Unexpected features of GC-AG introns in long non-coding and protein-coding genes suggest a new role as regulatory elements

Long non-coding (lnc) RNAs are today recognized as a new class of regulatory molecules despite very little is known about their functions in the cell. Due to their overall low level of expression and tissue-specificity, their identification and annotation in many genomes remains challenging. In this study, we exploited recent annotations provided by the GENCODE project to characterize the genomic and splicing features of lnc-genes in comparison to protein-coding (pc) ones, both in human and mouse. Our analysis highlighted slight differences between the two classes of genes in terms of genome organization and gene architecture. Significant differences in the splice sites usage were observed between lnc- and pc-genes.
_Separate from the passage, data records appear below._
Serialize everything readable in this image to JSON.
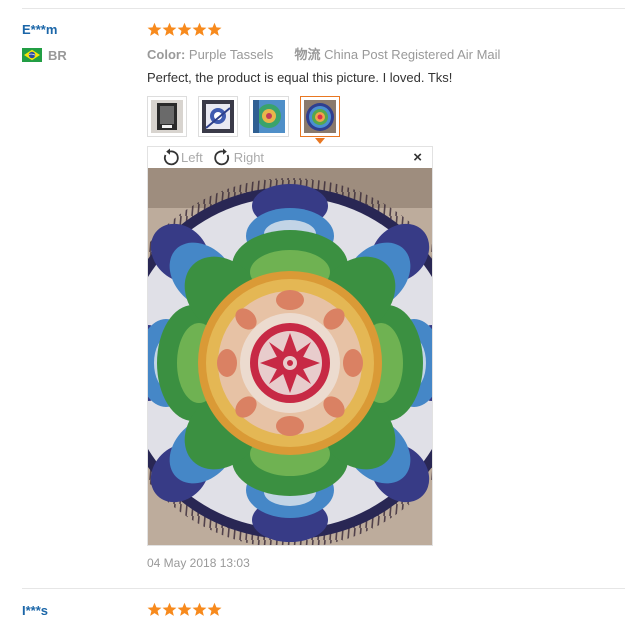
{
  "reviews": [
    {
      "user_name": "E***m",
      "country_code": "BR",
      "rating": 5,
      "color_label": "Color:",
      "color_value": "Purple Tassels",
      "shipping_label": "物流",
      "shipping_value": "China Post Registered Air Mail",
      "text": "Perfect, the product is equal this picture. I loved. Tks!",
      "thumbnail_count": 4,
      "selected_thumbnail": 4,
      "viewer": {
        "rotate_left": "Left",
        "rotate_right": "Right",
        "close": "×"
      },
      "date": "04 May 2018 13:03"
    },
    {
      "user_name": "I***s",
      "rating": 5
    }
  ],
  "colors": {
    "user_name": "#1b66a8",
    "star": "#f78a1d",
    "selected_border": "#e87722",
    "muted_text": "#999999"
  },
  "icons": {
    "star": "star-icon",
    "flag": "brazil-flag-icon",
    "rotate_left": "rotate-left-icon",
    "rotate_right": "rotate-right-icon",
    "close": "close-icon"
  }
}
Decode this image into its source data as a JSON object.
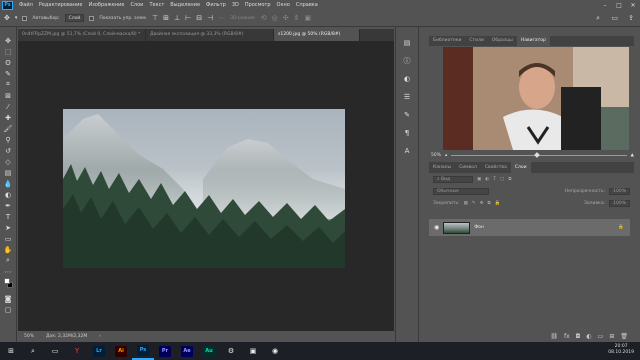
{
  "menu": {
    "logo": "Ps",
    "items": [
      "Файл",
      "Редактирование",
      "Изображение",
      "Слои",
      "Текст",
      "Выделение",
      "Фильтр",
      "3D",
      "Просмотр",
      "Окно",
      "Справка"
    ]
  },
  "options": {
    "autoselect_label": "Автовыбор:",
    "autoselect_value": "Слой",
    "show_controls_label": "Показать упр. элем.",
    "mode_3d": "3D-режим:"
  },
  "doc_tabs": [
    "0n4tFRpZZM.jpg @ 51,7% (Слой 0, Слой-маска/8) *",
    "Двойная экспозиция @ 33,3% (RGB/8#)",
    "s1200.jpg @ 50% (RGB/8#)"
  ],
  "status": {
    "zoom": "50%",
    "doc": "Док: 2,32M/2,32M"
  },
  "navigator": {
    "tabs": [
      "Библиотеки",
      "Стили",
      "Образцы",
      "Навигатор"
    ],
    "zoom": "50%"
  },
  "layers": {
    "tabs": [
      "Каналы",
      "Символ",
      "Свойства",
      "Слои"
    ],
    "kind_placeholder": "Вид",
    "blend_mode": "Обычные",
    "opacity_label": "Непрозрачность:",
    "opacity_value": "100%",
    "lock_label": "Закрепить:",
    "fill_label": "Заливка:",
    "fill_value": "100%",
    "layer_name": "Фон"
  },
  "clock": {
    "time": "20:07",
    "date": "08.10.2019"
  },
  "taskbar_apps": [
    "Lr",
    "Ai",
    "Ps",
    "Pr",
    "Ae",
    "Au"
  ],
  "colors": {
    "ps": "#31a8ff",
    "ai": "#ff9a00",
    "pr": "#9999ff",
    "ae": "#9999ff",
    "au": "#00e4bb",
    "lr": "#31a8ff"
  }
}
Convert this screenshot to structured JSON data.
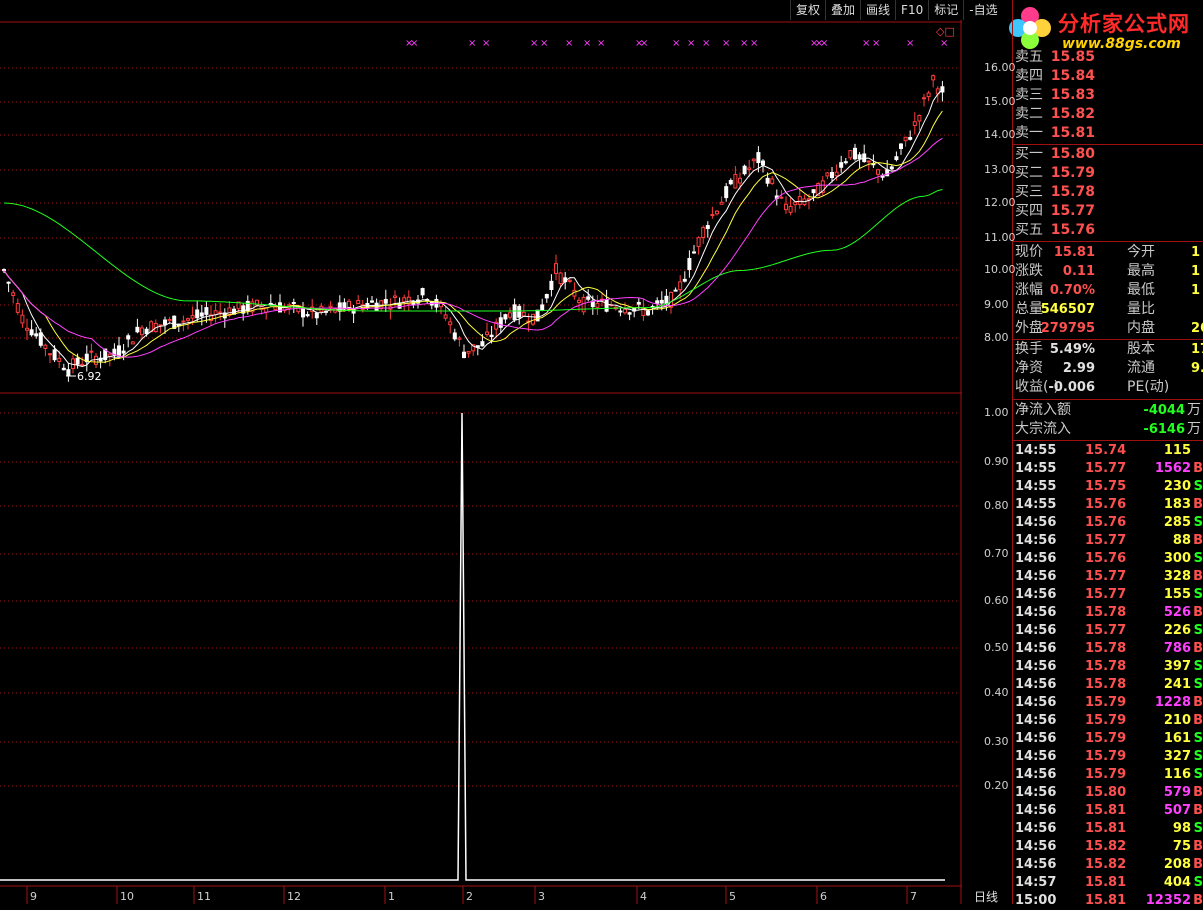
{
  "toolbar": [
    "复权",
    "叠加",
    "画线",
    "F10",
    "标记",
    "-自选"
  ],
  "logo": {
    "title": "分析家公式网",
    "url": "www.88gs.com"
  },
  "colors": {
    "up": "#ff3c3c",
    "down": "#ffffff",
    "ma5": "#ffffff",
    "ma10": "#ffff40",
    "ma20": "#ff40ff",
    "ma60": "#20ff20",
    "grid": "#a01010"
  },
  "price_axis": [
    "16.00",
    "15.00",
    "14.00",
    "13.00",
    "12.00",
    "11.00",
    "10.00",
    "9.00",
    "8.00"
  ],
  "indicator_axis": [
    "1.00",
    "0.90",
    "0.80",
    "0.70",
    "0.60",
    "0.50",
    "0.40",
    "0.30",
    "0.20"
  ],
  "x_labels": [
    "9",
    "10",
    "11",
    "12",
    "1",
    "2",
    "3",
    "4",
    "5",
    "6",
    "7"
  ],
  "low_marker": "6.92",
  "period": "日线",
  "order_book": {
    "sell": [
      {
        "label": "卖五",
        "price": "15.85"
      },
      {
        "label": "卖四",
        "price": "15.84"
      },
      {
        "label": "卖三",
        "price": "15.83"
      },
      {
        "label": "卖二",
        "price": "15.82"
      },
      {
        "label": "卖一",
        "price": "15.81"
      }
    ],
    "buy": [
      {
        "label": "买一",
        "price": "15.80"
      },
      {
        "label": "买二",
        "price": "15.79"
      },
      {
        "label": "买三",
        "price": "15.78"
      },
      {
        "label": "买四",
        "price": "15.77"
      },
      {
        "label": "买五",
        "price": "15.76"
      }
    ]
  },
  "quote": {
    "rows": [
      {
        "l1": "现价",
        "v1": "15.81",
        "c1": "red",
        "l2": "今开",
        "v2": "1"
      },
      {
        "l1": "涨跌",
        "v1": "0.11",
        "c1": "red",
        "l2": "最高",
        "v2": "1"
      },
      {
        "l1": "涨幅",
        "v1": "0.70%",
        "c1": "red",
        "l2": "最低",
        "v2": "1"
      },
      {
        "l1": "总量",
        "v1": "546507",
        "c1": "yel",
        "l2": "量比",
        "v2": ""
      },
      {
        "l1": "外盘",
        "v1": "279795",
        "c1": "red",
        "l2": "内盘",
        "v2": "26"
      }
    ],
    "rows2": [
      {
        "l1": "换手",
        "v1": "5.49%",
        "c1": "wht",
        "l2": "股本",
        "v2": "17"
      },
      {
        "l1": "净资",
        "v1": "2.99",
        "c1": "wht",
        "l2": "流通",
        "v2": "9."
      },
      {
        "l1": "收益(-)",
        "v1": "-0.006",
        "c1": "wht",
        "l2": "PE(动)",
        "v2": ""
      }
    ]
  },
  "flow": [
    {
      "label": "净流入额",
      "value": "-4044",
      "unit": "万"
    },
    {
      "label": "大宗流入",
      "value": "-6146",
      "unit": "万"
    }
  ],
  "ticks": [
    {
      "time": "14:55",
      "price": "15.74",
      "pc": "red",
      "vol": "115",
      "vc": "yel",
      "side": ""
    },
    {
      "time": "14:55",
      "price": "15.77",
      "pc": "red",
      "vol": "1562",
      "vc": "mag",
      "side": "B"
    },
    {
      "time": "14:55",
      "price": "15.75",
      "pc": "red",
      "vol": "230",
      "vc": "yel",
      "side": "S"
    },
    {
      "time": "14:55",
      "price": "15.76",
      "pc": "red",
      "vol": "183",
      "vc": "yel",
      "side": "B"
    },
    {
      "time": "14:56",
      "price": "15.76",
      "pc": "red",
      "vol": "285",
      "vc": "yel",
      "side": "S"
    },
    {
      "time": "14:56",
      "price": "15.77",
      "pc": "red",
      "vol": "88",
      "vc": "yel",
      "side": "B"
    },
    {
      "time": "14:56",
      "price": "15.76",
      "pc": "red",
      "vol": "300",
      "vc": "yel",
      "side": "S"
    },
    {
      "time": "14:56",
      "price": "15.77",
      "pc": "red",
      "vol": "328",
      "vc": "yel",
      "side": "B"
    },
    {
      "time": "14:56",
      "price": "15.77",
      "pc": "red",
      "vol": "155",
      "vc": "yel",
      "side": "S"
    },
    {
      "time": "14:56",
      "price": "15.78",
      "pc": "red",
      "vol": "526",
      "vc": "mag",
      "side": "B"
    },
    {
      "time": "14:56",
      "price": "15.77",
      "pc": "red",
      "vol": "226",
      "vc": "yel",
      "side": "S"
    },
    {
      "time": "14:56",
      "price": "15.78",
      "pc": "red",
      "vol": "786",
      "vc": "mag",
      "side": "B"
    },
    {
      "time": "14:56",
      "price": "15.78",
      "pc": "red",
      "vol": "397",
      "vc": "yel",
      "side": "S"
    },
    {
      "time": "14:56",
      "price": "15.78",
      "pc": "red",
      "vol": "241",
      "vc": "yel",
      "side": "S"
    },
    {
      "time": "14:56",
      "price": "15.79",
      "pc": "red",
      "vol": "1228",
      "vc": "mag",
      "side": "B"
    },
    {
      "time": "14:56",
      "price": "15.79",
      "pc": "red",
      "vol": "210",
      "vc": "yel",
      "side": "B"
    },
    {
      "time": "14:56",
      "price": "15.79",
      "pc": "red",
      "vol": "161",
      "vc": "yel",
      "side": "S"
    },
    {
      "time": "14:56",
      "price": "15.79",
      "pc": "red",
      "vol": "327",
      "vc": "yel",
      "side": "S"
    },
    {
      "time": "14:56",
      "price": "15.79",
      "pc": "red",
      "vol": "116",
      "vc": "yel",
      "side": "S"
    },
    {
      "time": "14:56",
      "price": "15.80",
      "pc": "red",
      "vol": "579",
      "vc": "mag",
      "side": "B"
    },
    {
      "time": "14:56",
      "price": "15.81",
      "pc": "red",
      "vol": "507",
      "vc": "mag",
      "side": "B"
    },
    {
      "time": "14:56",
      "price": "15.81",
      "pc": "red",
      "vol": "98",
      "vc": "yel",
      "side": "S"
    },
    {
      "time": "14:56",
      "price": "15.82",
      "pc": "red",
      "vol": "75",
      "vc": "yel",
      "side": "B"
    },
    {
      "time": "14:56",
      "price": "15.82",
      "pc": "red",
      "vol": "208",
      "vc": "yel",
      "side": "B"
    },
    {
      "time": "14:57",
      "price": "15.81",
      "pc": "red",
      "vol": "404",
      "vc": "yel",
      "side": "S"
    },
    {
      "time": "15:00",
      "price": "15.81",
      "pc": "red",
      "vol": "12352",
      "vc": "mag",
      "side": "B"
    }
  ]
}
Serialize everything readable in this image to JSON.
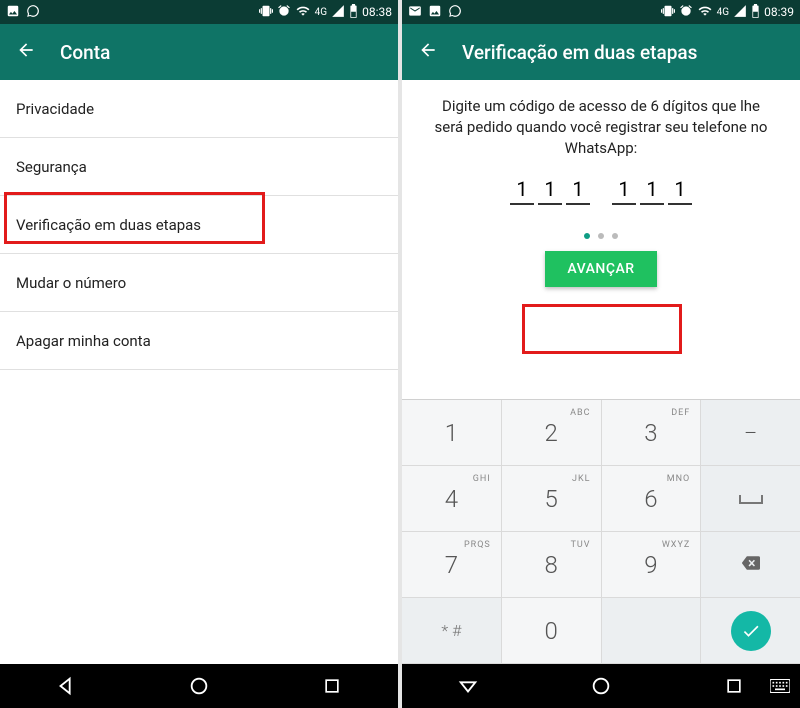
{
  "left": {
    "status_time": "08:38",
    "status_net": "4G",
    "title": "Conta",
    "items": [
      "Privacidade",
      "Segurança",
      "Verificação em duas etapas",
      "Mudar o número",
      "Apagar minha conta"
    ]
  },
  "right": {
    "status_time": "08:39",
    "status_net": "4G",
    "title": "Verificação em duas etapas",
    "instruction": "Digite um código de acesso de 6 dígitos que lhe será pedido quando você registrar seu telefone no WhatsApp:",
    "pin": [
      "1",
      "1",
      "1",
      "1",
      "1",
      "1"
    ],
    "button": "AVANÇAR",
    "keys_letters": {
      "2": "ABC",
      "3": "DEF",
      "4": "GHI",
      "5": "JKL",
      "6": "MNO",
      "7": "PRQS",
      "8": "TUV",
      "9": "WXYZ"
    },
    "key_star": "* #",
    "key_dash": "–"
  }
}
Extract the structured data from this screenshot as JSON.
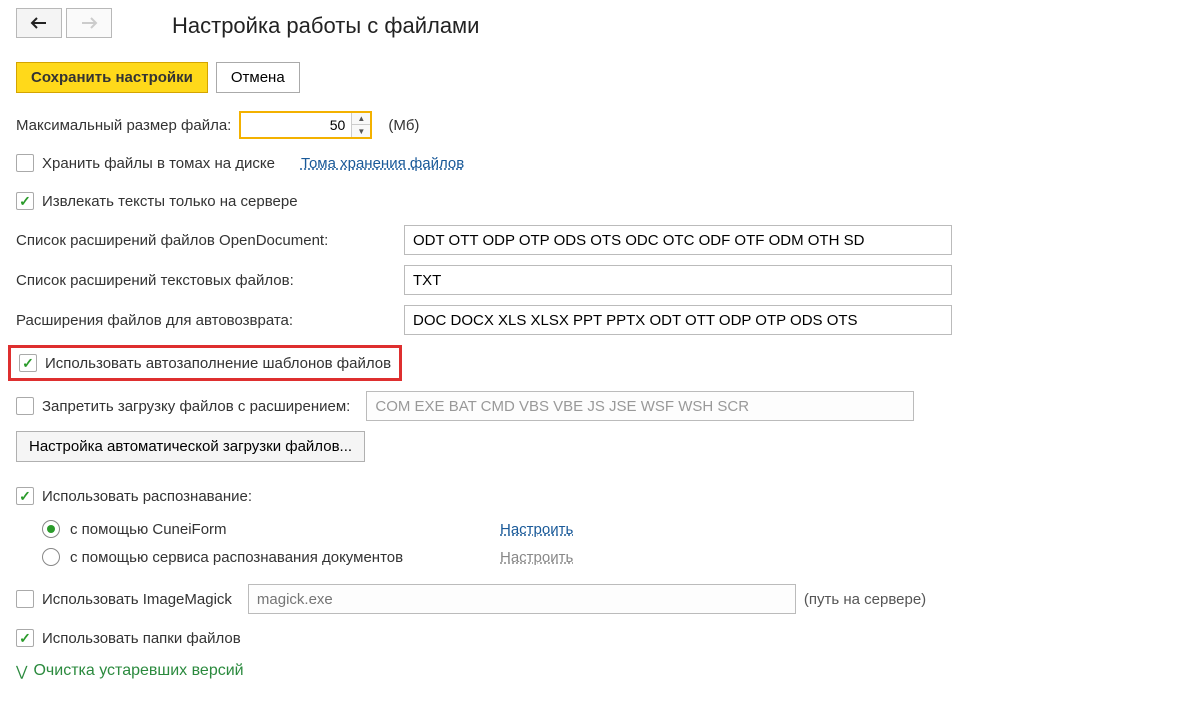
{
  "header": {
    "title": "Настройка работы с файлами"
  },
  "buttons": {
    "save": "Сохранить настройки",
    "cancel": "Отмена",
    "auto_upload_settings": "Настройка автоматической загрузки файлов..."
  },
  "labels": {
    "max_file_size": "Максимальный размер файла:",
    "unit_mb": "(Мб)",
    "store_in_volumes": "Хранить файлы в томах на диске",
    "volumes_link": "Тома хранения файлов",
    "extract_on_server": "Извлекать тексты только на сервере",
    "open_doc_ext": "Список расширений файлов OpenDocument:",
    "text_ext": "Список расширений текстовых файлов:",
    "auto_return_ext": "Расширения файлов для автовозврата:",
    "use_autofill_templates": "Использовать автозаполнение шаблонов файлов",
    "forbid_upload_ext": "Запретить загрузку файлов с расширением:",
    "use_ocr": "Использовать распознавание:",
    "ocr_cuneiform": "с помощью CuneiForm",
    "ocr_service": "с помощью сервиса распознавания документов",
    "configure": "Настроить",
    "use_imagemagick": "Использовать ImageMagick",
    "imagemagick_placeholder": "magick.exe",
    "path_on_server": "(путь на сервере)",
    "use_file_folders": "Использовать папки файлов",
    "cleanup_versions": "Очистка устаревших версий"
  },
  "values": {
    "max_file_size": "50",
    "open_doc_ext": "ODT OTT ODP OTP ODS OTS ODC OTC ODF OTF ODM OTH SD",
    "text_ext": "TXT",
    "auto_return_ext": "DOC DOCX XLS XLSX PPT PPTX ODT OTT ODP OTP ODS OTS",
    "forbid_ext": "COM EXE BAT CMD VBS VBE JS JSE WSF WSH SCR"
  }
}
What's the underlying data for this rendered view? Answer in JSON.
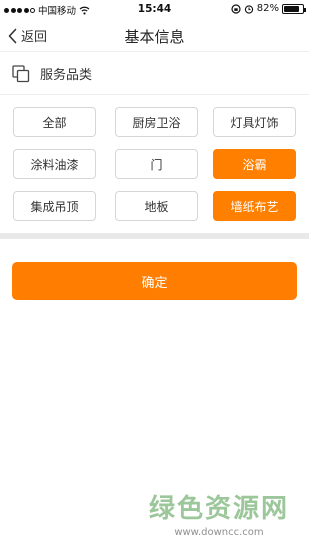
{
  "status_bar": {
    "carrier": "中国移动",
    "time": "15:44",
    "battery_percent": "82%",
    "battery_level": 0.82,
    "icons": [
      "signal-dots-icon",
      "wifi-icon",
      "lock-rotation-icon",
      "alarm-icon",
      "battery-icon"
    ]
  },
  "nav": {
    "back_label": "返回",
    "title": "基本信息",
    "back_icon": "chevron-left-icon"
  },
  "section": {
    "title": "服务品类",
    "icon": "copy-icon"
  },
  "categories": [
    {
      "label": "全部",
      "selected": false
    },
    {
      "label": "厨房卫浴",
      "selected": false
    },
    {
      "label": "灯具灯饰",
      "selected": false
    },
    {
      "label": "涂料油漆",
      "selected": false
    },
    {
      "label": "门",
      "selected": false
    },
    {
      "label": "浴霸",
      "selected": true
    },
    {
      "label": "集成吊顶",
      "selected": false
    },
    {
      "label": "地板",
      "selected": false
    },
    {
      "label": "墙纸布艺",
      "selected": true
    }
  ],
  "confirm_label": "确定",
  "colors": {
    "accent": "#ff7f00",
    "border": "#d6d6d6",
    "divider": "#e9e9e9"
  },
  "watermark": {
    "title": "绿色资源网",
    "url": "www.downcc.com"
  }
}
While the frequency of non-canonical GC-AG splice junctions represents about 0.8% of total splice sites in pc-genes, we identified a remarkable enrichment of the GC-AG splice sites in lnc-genes, both in human (3.0%) and mouse (1.9%). In addition, we found a positional bias of GC-AG splice sites being enriched in the first intron in both classes of genes. Moreover, a significant shorter length and weaker splice sites were found comparing GC-AG introns with the canonical GT-AG introns. The computational analysis of GC-AG splice sites strength revealed a strong reduction in both the donor and the acceptor splice sites scores especially in lnc first intron in both species. Genes containing at least one GC-AG intron were found conserved in many species and a functional enrichment analysis pointed toward their enrichment in specific biological processes. Furthermore, as previously suggested, GC-AG-containing genes were shown to be more prone to alternative splicing. Taken together, our study suggested that GC-AG introns could represent new regulatory elements mainly associated with lnc-genes.